Toplumda biriken nefret ve stres bir şekilde patlıyor. Daha da patlayacağa benziyor. Ortaya çıkan bu tablodan nasibini alan bir meslek grubu da doktorlar. İstatistiklere göre yakın zamanda yaklaşık dokuz bin doktor özel hastanelerde çalışmak için görevinden istifa etmiş. Bin dört yüz tanesi ise şansını yurtdışında denemeyi seçmiş. Yüzlercesi de sırada.
İstifaların nedenleri arasında yoğun mesai ve hasta yakınları tarafından başvurulan şiddet geliyor. Sadece geçtiğimiz yıl şiddete uğradığı için şikayetçi olan sağlık çalışanı sayısı on üç bin. Bunlara maaşlardaki düşüş de eklendiğinde kim tutar Türk hekimlerini.
Bu problem karşısında hükümetin aldığı önlem ise hiçbir derde deva olmayacak cinsten; Hekim emeğini ucuzlatmak için yabancı hekim istihdamı. Sağlık Bakanlığının verilerine göre geçtiğimiz yılda aile hekimliklerinde sözleşme imzalayan her on doktordan yedisi yabancı uyruklu ve bu doktorlar kadrolu doktorlara göre daha düşük ücret alıyorlar.
The New York Times yazarı Carlotta Gall birkaç gün önce köşesinde Türkiye’deki doktorların durumuna ve yaşanan beyin göçüne (brain drain) dikkat çekti.

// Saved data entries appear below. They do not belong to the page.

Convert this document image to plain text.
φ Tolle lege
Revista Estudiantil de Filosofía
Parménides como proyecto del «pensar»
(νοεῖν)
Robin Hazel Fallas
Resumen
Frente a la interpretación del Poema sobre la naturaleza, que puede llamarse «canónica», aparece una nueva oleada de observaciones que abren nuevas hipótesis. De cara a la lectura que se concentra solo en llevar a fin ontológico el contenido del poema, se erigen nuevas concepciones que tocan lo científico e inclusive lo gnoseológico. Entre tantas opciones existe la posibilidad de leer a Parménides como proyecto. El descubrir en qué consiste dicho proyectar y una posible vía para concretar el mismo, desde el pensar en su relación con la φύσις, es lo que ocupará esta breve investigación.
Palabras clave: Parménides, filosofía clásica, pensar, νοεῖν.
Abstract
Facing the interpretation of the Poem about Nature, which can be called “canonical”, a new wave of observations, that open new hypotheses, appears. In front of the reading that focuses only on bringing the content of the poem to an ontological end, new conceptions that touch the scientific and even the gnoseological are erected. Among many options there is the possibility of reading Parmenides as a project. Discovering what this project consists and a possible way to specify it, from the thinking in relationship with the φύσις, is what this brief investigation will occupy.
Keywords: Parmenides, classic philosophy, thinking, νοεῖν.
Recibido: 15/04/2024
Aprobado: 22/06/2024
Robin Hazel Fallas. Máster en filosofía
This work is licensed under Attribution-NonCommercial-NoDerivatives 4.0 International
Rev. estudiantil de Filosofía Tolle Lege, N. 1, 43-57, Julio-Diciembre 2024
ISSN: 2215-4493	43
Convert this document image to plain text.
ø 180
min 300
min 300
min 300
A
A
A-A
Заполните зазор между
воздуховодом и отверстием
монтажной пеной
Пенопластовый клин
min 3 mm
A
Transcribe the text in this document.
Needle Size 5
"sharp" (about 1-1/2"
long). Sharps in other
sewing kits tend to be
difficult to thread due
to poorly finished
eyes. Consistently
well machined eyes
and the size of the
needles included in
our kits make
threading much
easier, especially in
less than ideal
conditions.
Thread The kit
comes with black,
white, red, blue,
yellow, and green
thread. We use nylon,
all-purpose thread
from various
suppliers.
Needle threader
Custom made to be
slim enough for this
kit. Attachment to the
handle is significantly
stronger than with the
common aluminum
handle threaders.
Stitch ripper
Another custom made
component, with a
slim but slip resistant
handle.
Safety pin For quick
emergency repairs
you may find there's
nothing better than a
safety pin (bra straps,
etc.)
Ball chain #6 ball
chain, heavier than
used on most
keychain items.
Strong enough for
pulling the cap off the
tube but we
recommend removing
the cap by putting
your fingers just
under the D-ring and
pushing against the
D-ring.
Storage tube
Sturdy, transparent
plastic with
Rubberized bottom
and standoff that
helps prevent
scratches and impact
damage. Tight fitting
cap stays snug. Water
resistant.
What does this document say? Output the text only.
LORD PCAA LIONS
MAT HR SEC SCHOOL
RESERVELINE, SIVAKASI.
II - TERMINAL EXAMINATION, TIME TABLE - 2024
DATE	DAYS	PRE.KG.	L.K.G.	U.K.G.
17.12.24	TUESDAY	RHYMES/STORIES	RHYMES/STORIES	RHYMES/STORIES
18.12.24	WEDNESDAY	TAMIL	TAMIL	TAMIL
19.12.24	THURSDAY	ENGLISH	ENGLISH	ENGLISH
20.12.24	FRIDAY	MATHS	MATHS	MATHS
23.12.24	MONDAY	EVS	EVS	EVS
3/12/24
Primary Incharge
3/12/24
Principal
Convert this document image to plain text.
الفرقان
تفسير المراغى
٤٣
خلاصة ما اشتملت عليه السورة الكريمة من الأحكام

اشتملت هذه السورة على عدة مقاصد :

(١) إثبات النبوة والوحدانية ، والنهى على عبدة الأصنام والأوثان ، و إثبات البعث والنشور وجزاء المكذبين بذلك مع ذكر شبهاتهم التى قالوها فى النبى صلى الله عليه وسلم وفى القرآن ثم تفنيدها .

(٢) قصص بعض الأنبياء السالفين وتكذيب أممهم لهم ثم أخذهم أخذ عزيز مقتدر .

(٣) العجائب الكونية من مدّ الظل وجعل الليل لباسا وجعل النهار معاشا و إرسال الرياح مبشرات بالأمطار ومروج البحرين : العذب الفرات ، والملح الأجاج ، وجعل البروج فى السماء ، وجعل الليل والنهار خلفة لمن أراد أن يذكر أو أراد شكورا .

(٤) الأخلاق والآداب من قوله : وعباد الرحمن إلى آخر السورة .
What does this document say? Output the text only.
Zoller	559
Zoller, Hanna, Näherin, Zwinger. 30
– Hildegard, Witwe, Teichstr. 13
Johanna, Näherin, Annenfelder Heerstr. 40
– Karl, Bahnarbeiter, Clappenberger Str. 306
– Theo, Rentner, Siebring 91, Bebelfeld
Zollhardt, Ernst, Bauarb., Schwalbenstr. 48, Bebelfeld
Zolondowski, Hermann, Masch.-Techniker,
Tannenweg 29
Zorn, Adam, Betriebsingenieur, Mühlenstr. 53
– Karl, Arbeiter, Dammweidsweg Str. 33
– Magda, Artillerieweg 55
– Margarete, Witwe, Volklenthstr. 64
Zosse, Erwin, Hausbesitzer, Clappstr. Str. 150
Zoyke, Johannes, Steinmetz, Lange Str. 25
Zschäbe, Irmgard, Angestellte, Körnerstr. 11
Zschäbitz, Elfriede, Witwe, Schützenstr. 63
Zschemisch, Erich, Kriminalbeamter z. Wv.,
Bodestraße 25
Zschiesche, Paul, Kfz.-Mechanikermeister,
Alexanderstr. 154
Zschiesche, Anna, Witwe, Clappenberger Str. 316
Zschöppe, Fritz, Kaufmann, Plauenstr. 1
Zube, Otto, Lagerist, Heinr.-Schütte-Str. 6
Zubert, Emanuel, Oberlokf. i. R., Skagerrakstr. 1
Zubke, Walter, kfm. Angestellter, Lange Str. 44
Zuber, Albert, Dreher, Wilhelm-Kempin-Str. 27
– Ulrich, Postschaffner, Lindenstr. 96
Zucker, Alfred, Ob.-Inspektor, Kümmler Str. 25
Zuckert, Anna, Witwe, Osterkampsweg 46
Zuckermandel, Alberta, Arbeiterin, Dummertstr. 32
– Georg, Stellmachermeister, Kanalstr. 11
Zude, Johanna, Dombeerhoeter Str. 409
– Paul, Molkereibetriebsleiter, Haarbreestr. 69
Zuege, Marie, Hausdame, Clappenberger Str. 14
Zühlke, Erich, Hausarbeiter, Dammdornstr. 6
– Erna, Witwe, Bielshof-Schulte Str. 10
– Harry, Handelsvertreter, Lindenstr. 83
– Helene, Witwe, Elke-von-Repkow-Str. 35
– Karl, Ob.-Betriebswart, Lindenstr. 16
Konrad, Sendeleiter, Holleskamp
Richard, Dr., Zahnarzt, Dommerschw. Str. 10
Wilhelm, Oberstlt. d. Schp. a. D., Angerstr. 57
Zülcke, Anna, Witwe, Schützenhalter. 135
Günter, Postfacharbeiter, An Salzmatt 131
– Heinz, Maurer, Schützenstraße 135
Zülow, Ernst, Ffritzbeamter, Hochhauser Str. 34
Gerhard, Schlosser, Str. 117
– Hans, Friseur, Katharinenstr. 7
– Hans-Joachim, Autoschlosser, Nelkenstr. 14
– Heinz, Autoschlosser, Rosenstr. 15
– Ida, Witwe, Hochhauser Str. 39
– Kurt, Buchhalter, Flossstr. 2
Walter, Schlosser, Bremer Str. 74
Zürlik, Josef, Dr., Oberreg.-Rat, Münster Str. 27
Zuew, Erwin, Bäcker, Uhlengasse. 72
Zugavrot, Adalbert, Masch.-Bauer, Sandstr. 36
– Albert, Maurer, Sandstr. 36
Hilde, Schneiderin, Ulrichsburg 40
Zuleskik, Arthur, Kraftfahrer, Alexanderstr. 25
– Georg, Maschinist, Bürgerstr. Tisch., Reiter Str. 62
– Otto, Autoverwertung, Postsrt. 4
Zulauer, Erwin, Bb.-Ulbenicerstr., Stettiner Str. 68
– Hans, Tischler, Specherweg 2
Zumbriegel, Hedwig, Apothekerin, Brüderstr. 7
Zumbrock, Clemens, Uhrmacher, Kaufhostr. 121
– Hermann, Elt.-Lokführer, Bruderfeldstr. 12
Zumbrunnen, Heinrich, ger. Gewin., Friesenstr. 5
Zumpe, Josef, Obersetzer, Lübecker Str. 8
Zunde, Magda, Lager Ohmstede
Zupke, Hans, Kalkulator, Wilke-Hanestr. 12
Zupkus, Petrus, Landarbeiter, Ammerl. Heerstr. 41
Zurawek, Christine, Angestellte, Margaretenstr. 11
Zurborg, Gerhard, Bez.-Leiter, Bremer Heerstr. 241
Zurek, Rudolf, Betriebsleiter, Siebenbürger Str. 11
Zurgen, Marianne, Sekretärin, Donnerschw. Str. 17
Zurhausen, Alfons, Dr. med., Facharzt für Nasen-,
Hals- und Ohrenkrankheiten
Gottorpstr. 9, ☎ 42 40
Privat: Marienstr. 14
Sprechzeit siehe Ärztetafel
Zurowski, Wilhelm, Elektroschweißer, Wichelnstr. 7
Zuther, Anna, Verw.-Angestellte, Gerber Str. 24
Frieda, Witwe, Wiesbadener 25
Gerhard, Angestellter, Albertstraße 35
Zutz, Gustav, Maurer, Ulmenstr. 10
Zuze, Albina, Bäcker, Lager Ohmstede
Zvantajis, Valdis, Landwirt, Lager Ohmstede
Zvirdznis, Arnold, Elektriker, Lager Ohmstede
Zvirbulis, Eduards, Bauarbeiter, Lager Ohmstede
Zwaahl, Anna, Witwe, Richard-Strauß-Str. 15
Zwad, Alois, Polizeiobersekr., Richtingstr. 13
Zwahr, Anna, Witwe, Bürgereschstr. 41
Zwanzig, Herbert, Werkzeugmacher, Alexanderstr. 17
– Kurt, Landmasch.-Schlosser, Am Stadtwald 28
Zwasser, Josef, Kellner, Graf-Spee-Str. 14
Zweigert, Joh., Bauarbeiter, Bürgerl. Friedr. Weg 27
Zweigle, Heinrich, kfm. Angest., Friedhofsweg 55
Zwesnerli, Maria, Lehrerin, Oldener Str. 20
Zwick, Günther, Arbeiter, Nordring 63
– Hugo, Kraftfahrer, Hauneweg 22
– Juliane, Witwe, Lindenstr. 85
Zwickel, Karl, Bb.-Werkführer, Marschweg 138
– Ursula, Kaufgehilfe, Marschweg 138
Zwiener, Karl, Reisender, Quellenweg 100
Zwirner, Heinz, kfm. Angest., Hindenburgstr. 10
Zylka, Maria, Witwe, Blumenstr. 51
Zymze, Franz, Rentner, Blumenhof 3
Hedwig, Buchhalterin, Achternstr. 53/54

Dile getirdiği olaylar ise insana “Nasıl olur?” dedirten türden. Uzun süren mesai ve nöbetten sonra trafik kazasında hayatını kaybeden genç bir doktor, bir hasta yakınının karnından ve elinden bıçakladığı başka bir doktor ve karnına tekme atılan genç bir hemşire çarpıcı örneklerden sadece birkaçı.
İngiliz gazeteciye göre Erdoğan’ın büyük umutlarla hayata geçirdiği sağlıkta dönüşüm programı ve hekimlerin düştüğü çıkmaz maalesef birbiriyle çelişiyor. Şiddetin gizli faili ise hükümetin öve öve bitiremediği “performans sistemi”. Gün içinde olabildiğince çok hasta bakmaları istenen doktorlar muayeneyi hızlı bir şekilde tamamlamak zorunda kalıyorlar. Her hastaneye erişim imkânı olduğunu gören halk önce memnun oluyor ancak beş dakikaya kadar düşen muayene süreleri ve doktorların hastalarına yeterince zaman ayıramamaları özellikle hasta yakınlarında gerginliğe yol açıyor.
Son yıllarda yurtdışına giden doktorların azımsanmayacak bir kısmını ise kırk yaş üstü hekimler oluşturuyor. Onların sıraladıkları nedenlerden biri de kariyerlerine ek olarak çocuklarının gelecekleri. Yıllarca doktorluk yapmış olsalar da maalesef yarınlara umutla bakamıyorlar.
Geçtiğimiz günlerde Deutsche Welle (DW), Kamu Hastaneleri Hizmetleri Başkanlığı, hekimlerin günlük muayene edecekleri hasta sayısının yetmiş iki olacak şekilde planlanmasına dair kararını gündeme getirdi. Türk Tabipleri Birliğinin (TTB) bu talimata dair yorumu ise “Emir komuta ile tedavi olmaz” şeklindeydi.
Araştırmalara göre Almanya’da bir doktorun bir hafta içerisinde gördüğü hasta sayısı Türkiye’deki bir doktorun günlük hasta sayısına eşit. DW’ye konuşan bir doktorun anlattıkları ise trajikomik bir fıkra gibi. Alman meslektaşları “Türkiye’de günde kaç hasta muayene ediyordun?” diye sorduklarında genç doktor “Bazen beş yüzü buluyor” diye cevaplamış. Bunu duyan Almanlar, Almancası pek de iyi olmayan genç doktora “Galiba beş yüz ile elliyi karıştırıyorsun!” diye çıkışmışlar. Maalesef genç hekimin hesabında bir hata yokmuş. Bu anekdot Türkiye’deki sağlık sisteminin, hekimlerin yaşadıklarının ve beyin göçünün nedenlerinin kısa bir özeti niteliğinde.
Human Rights Watch’un raporuna göre hükümetten farklı düşünen doktorlar halk arasında endişe, korku ve panik yaratmaktan tutun da terör örgütünün propagandasını yapmaya kadar ciddi suçlamalara maruz kalıyorlar.
Atatürk’ün ‘Beni Türk hekimlerine emanet ediniz’ sözünü gerçekten söyleyip söylemediği tartışıladursun, gerçekten gelecekte sağlığımızı emanet edeceğimiz hekim bulup bulamayacağımız sorusu akıllara gelmiyor değil.